13. Notas Bibliográficas
(1) FRANCO, Alberto Silva. Crimes Hediondos. São Paulo: Revista dos Tribunais, 2004, p. 146.
(2) GOMES, Luiz Flávio e outros. Nova Lei de Drogas Comentada – Lei 11.343, de 23.08.2006. São Paulo: Revista dos Tribunais, 2006, p. 67..
(3) Segundo consta do Novo DicionárioAurélio da Língua Portuguesa, além do sentido próprio à linguagem militar – munições e instrumentos de guerra – o vocábulo petrechos, como substantivo masculino e plural significa, também, "quaisquer objetos necessários à execução de algo". Rio de janeiro: Nova Fronteira, 1986.
(4) Ver, sobre o assunto: HUNGRIA, Nelson. Comentários ao Código Penal. Rio de Janeiro: Forense, 1959, v. IX, p. 230. FARIA, Bento de. Código Penal Brasileiro Comentado. Rio de Janeiro: Record Editora, 1961, v. VII, p. 29. NORONHA, E. Magalhães. Direito Penal. São Paulo: Saraiva, v. 4, p. 119.
(5) GRECO FILHO, Vicente. Tóxicos – Prevenção – Repressão. São Paulo: Saraiva, 1996, p. 101.
(6) MONTEIRO, Antônio Lopes.

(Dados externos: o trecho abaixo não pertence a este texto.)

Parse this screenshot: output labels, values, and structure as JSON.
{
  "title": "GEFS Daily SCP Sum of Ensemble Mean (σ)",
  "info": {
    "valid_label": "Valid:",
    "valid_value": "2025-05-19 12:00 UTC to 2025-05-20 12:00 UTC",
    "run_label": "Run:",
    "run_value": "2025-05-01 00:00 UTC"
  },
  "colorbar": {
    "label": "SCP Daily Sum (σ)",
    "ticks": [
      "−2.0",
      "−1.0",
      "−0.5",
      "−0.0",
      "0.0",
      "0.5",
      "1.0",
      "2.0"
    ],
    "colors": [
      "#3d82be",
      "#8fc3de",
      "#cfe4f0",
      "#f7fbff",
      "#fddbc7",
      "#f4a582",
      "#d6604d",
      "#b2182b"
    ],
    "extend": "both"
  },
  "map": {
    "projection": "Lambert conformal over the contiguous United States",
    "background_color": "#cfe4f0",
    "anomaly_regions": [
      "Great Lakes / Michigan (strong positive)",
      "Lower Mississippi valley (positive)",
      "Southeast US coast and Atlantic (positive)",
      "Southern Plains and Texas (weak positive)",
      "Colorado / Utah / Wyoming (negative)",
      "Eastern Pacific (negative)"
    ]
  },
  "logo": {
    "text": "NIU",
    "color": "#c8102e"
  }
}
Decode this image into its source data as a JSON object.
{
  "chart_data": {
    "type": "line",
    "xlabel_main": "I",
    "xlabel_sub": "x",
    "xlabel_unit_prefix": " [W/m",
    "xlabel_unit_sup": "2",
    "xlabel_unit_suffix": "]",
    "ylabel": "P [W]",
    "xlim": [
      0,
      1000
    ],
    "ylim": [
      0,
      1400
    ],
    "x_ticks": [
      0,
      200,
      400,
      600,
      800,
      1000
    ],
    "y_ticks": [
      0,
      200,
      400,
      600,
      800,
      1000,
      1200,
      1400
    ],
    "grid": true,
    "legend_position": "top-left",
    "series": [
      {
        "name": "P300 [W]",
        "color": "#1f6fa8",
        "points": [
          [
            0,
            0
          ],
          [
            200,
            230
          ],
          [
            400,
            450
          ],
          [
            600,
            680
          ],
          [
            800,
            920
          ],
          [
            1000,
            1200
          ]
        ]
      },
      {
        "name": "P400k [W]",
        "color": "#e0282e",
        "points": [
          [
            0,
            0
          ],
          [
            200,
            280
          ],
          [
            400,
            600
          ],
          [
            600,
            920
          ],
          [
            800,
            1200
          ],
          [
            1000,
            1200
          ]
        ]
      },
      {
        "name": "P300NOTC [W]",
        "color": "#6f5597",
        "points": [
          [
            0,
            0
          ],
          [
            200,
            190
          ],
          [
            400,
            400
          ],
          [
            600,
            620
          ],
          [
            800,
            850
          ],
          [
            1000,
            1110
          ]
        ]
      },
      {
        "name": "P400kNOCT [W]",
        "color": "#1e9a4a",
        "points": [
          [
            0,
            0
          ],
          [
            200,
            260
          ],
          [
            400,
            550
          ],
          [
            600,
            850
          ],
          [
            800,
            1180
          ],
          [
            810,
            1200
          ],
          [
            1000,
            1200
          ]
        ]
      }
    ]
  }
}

Crimes Hediondos. São Paulo: Saraiva, 2003, p. 86.
(7) MENDONÇA, Andrey Borges de e CARVALHO, Paulo Roberto Galvão de. Lei de Drogas. Comentada Artigo por Artigo. São Paulo: Método, 2007, p. 34-5.
(8) Ver, a esse respeito: GUIMARÃES. Isaac Sabbá. Tóxicos. Comentários, Jurisprudência e Prática. Curitiba: Juruá, 2003, p. 63; GOMES, Luiz Flávio (Coord.) e outros. Nova Lei de Drogas Comentada. São Paulo: Revista dos Tribunais, 2006, p. 166.
(9) TJRJ: Ap. Crim., 12.966, DJ 16.09.1985.
(10) Ob. cit, p. No mesmo sentido: MENDONÇA, Andrey Borges de e CARVALHO, Paulo Roberto Galvão de. Lei de Drogas. Comentada Artigo por Artigo, p. 103-4.
(11) GRECO FILHO, Vicente. Ob. cit., p. 102.
(12) GUIMARÃES. Isaac Sabbá. Tóxicos. Comentários, Jurisprudência e Prática, cit., p. 63; GRECO FILHO, Vicente. Tóxicos – Prevenção – Repressão, cit., p. 103; GOMES, Luiz Flávio (Coord.) e outros. Nova Lei de Drogas, cit., p. 167; MONTEIRO, Antônio Lopes. Crimes Hediondos, ob. cit., p. 86-7.
(13) Ob. cit., p. 102.
(14) DELMANTO, Celso. Tóxicos. São Paulo: Saraiva, 1982, p. 26.
(15) BARBOSA JÚNIOR, Salvador José e outros. A Desproporcionalidade da Cominação da Pena de Multa na Lei de Drogas. Boletim IBCCrim, Ano 14 – Nº 169 - Dezembro 2006, p. 6.